You find out you're going to be in the same room as that person again.
Time has passed. You've grown. You know you're good at what you do. And yet something shifts the moment you hear the name. It's not fear exactly. It's older than that.
Most of us have at least one encounter like this in our history. Someone who judged, criticized, or destabilized us, often in a public moment, often precisely when we had chosen to be open. Those interactions leave something behind. Not always a wound, but a kind of residue. A readiness to shrink.
What's worth noticing is how little expertise helps here. You can accumulate years of experience, credentials, a track record that speaks for itself, and still feel something small and defensive activate the moment that person's name comes up. Professional competence and relational residue occupy different registers. One doesn't cancel the other.
So the usual response is to focus on performance. To prepare. To decide in advance how you will come across. Which is understandable. And mostly beside the point.
What the situation is actually offering is something else.

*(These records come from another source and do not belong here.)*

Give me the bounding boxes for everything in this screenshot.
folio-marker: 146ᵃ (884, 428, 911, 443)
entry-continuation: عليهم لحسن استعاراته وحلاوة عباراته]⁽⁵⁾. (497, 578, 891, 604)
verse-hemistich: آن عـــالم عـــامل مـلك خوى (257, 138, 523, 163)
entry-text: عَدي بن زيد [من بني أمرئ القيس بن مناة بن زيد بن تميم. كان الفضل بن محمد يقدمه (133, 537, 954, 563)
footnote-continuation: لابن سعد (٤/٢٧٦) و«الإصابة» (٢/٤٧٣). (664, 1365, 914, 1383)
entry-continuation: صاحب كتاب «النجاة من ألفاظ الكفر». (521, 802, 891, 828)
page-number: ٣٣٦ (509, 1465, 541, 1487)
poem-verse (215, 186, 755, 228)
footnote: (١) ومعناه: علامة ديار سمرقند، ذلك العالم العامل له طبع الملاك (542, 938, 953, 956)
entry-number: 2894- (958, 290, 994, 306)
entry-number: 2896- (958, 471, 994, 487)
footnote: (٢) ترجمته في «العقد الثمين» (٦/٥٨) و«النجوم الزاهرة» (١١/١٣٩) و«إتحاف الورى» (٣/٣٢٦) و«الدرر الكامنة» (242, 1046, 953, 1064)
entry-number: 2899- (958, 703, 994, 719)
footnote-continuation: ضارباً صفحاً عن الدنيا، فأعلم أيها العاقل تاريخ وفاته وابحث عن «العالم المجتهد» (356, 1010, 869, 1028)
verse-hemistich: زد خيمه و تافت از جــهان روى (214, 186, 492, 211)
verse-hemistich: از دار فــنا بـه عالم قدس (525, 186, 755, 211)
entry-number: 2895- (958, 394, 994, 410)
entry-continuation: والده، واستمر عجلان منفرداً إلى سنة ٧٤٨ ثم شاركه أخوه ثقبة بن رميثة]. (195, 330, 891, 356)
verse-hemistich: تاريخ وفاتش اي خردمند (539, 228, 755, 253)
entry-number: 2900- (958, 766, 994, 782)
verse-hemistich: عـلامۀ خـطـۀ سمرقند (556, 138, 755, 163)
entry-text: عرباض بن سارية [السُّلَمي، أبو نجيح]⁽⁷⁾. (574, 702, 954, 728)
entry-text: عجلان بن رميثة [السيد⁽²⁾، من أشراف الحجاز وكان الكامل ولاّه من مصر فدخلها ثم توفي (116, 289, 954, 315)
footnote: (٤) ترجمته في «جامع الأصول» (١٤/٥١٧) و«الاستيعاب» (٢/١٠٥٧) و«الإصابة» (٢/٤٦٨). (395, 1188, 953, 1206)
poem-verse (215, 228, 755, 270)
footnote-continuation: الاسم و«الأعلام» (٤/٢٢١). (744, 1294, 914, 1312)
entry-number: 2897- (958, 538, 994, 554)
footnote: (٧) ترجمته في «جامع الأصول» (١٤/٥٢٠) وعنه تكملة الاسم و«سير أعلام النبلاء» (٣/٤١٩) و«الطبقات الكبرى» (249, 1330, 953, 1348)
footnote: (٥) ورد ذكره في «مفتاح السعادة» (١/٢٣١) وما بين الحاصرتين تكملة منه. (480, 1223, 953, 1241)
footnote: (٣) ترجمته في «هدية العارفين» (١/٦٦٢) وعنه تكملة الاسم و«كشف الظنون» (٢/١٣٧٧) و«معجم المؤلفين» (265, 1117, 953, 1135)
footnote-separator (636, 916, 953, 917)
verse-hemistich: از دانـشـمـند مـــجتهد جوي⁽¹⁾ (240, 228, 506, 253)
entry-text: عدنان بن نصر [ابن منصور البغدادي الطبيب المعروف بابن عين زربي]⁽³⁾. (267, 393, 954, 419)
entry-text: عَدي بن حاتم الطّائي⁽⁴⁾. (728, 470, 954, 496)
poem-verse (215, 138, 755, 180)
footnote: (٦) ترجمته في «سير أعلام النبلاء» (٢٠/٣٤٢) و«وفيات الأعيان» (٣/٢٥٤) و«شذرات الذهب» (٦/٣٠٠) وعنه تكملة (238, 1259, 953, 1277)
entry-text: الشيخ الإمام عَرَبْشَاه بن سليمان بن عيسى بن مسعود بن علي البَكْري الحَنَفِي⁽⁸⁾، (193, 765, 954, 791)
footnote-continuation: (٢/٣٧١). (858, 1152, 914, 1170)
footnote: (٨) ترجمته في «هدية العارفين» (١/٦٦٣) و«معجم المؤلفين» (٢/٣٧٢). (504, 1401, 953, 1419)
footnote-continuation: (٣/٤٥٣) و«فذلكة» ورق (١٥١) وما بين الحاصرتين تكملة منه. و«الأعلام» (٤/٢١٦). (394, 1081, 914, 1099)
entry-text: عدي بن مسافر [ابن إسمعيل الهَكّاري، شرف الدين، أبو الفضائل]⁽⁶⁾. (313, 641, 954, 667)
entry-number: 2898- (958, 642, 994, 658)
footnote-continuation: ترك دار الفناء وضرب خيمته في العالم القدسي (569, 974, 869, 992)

Every encounter like this carries information. Not just about the other person, but about you. What activates in you? Where do you contract? What do you wish you could avoid noticing? The resonance itself, the specific frequency at which someone bothers you, is worth taking seriously. People who are very different from us, or who hold up something we'd rather not see, tend to provoke a particular kind of discomfort. It's precise, not random.
The learning doesn't come from the workshop. It comes from the encounter you were hoping to avoid.
This is counterintuitive enough to need sitting with. We tend to locate growth in comfortable spaces: the training programme, the supervision session, the conversation with someone who already understands us. Those matter. But they have limits. They can't replicate what happens when someone genuinely unsettles you.
That person, without knowing it and without intending it, is offering something. Not a lesson in the obvious sense. More like a pressure that reveals what's still unresolved. What you're still carrying. What hasn't been fully set down yet.
The question worth asking before that encounter isn't how to perform well. It's what you might learn. What the discomfort is pointing to. What this particular person brings up in you, and what that says about you rather than about them.
None of this makes the encounter easy. But it changes what it is. It stops being something to endure and becomes something to move through with attention.
The room you're dreading is a place where something real can happen. If you're willing to let it.